One of Harris' fellow program members, 20-year-old Delvin Jones, said when he was carrying guns, he didn't even think about getting caught. Guns and violence were just another part of life in the north Minneapolis neighborhoods he grew up in, he added.
Would he have turned out differently had he grown up in a peaceful neighborhood?
"Yeah, I would have been a square. I probably wouldn't be in the program right now. I would never come to the program. I would have been set," said Jones. "But, that ain't how it worked out."
Currently, a person who knowingly provides a gun to someone who's not supposed to have one can be charged with a gross misdemeanor. Freeman wants to make that offense a felony. His proposal is part of a package of laws he backed at the Legislature last year that failed to pass.
Freeman would also like legislators to make it illegal for convicted felons to possess ammunition, make it easier for repeat juvenile gun offenders to be tried as adults and redefine certain domestic assault crimes as "crimes of violence."
For instance, a person convicted now of domestic assault by strangulation who gets caught with a gun is guilty of a gross misdemeanor. But Freeman said a person convicted of a "crime of violence" could be charged with a felony with a minimum five-year sentence if caught with a gun.
MOURNING LOST SONS
Freeman would likely find support among a group that, for the last three years, has come to the Church of the Ascension in north Minneapolis to remember those killed by people with guns.
Recently, about a dozen women sat in the creaky wooden pews wearing red jackets or blouses to indicate they've lost a child to violence. The sounds of a Gospel singer brought them to their feet. Portraits of the slain -- mostly young black men -- sat on white marble steps leading to the pulpit under the majestic, vaulted ceiling of the 120-year-old sanctuary.
For ceremony organizers, it was more than a remembrance.
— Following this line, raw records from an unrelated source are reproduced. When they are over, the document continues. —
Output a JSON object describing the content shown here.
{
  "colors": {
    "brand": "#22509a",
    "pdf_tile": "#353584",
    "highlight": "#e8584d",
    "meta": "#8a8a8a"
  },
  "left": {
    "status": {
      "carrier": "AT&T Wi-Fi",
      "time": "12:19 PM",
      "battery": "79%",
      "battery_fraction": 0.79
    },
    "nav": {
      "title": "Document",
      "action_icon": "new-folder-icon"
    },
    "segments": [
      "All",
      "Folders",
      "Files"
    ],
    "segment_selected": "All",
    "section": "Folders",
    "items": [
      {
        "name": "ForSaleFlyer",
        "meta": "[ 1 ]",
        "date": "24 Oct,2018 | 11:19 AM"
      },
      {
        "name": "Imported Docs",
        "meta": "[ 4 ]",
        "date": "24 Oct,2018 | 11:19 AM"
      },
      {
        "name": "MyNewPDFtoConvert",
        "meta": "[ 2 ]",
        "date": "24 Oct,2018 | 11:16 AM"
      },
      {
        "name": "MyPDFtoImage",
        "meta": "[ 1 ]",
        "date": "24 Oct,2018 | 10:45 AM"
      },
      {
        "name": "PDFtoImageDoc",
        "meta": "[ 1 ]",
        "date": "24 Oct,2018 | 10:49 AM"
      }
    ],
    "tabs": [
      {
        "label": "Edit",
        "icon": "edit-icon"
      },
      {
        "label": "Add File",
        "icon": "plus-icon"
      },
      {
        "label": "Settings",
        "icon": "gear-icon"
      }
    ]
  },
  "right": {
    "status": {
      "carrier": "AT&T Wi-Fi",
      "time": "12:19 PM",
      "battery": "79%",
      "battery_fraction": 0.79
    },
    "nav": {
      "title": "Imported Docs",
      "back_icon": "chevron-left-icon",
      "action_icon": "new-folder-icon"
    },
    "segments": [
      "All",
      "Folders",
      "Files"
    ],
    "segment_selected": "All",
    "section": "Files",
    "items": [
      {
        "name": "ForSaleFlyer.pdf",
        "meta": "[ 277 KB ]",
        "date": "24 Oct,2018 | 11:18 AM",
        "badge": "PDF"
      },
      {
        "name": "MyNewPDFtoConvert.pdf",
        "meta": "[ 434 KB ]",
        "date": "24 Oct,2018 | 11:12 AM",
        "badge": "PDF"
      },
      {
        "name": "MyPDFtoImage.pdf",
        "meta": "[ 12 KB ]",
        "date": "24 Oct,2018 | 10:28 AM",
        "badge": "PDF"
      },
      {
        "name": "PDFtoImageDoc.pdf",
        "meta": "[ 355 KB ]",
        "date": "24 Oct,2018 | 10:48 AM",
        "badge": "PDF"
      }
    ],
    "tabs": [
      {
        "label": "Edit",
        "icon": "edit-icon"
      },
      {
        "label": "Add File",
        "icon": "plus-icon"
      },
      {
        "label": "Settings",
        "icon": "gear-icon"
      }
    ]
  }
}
Preventing more gun deaths means passing new and stricter laws, such as requiring background checks for private gun sales, said Heather Martens, executive director of Protect Minnesota, a group working to end gun violence. Members of her organization will be back at the Capitol this year to lobby for that.
"We are honoring those we've lost," Martens said at the ceremony. "We want to make sure they did not die in vain."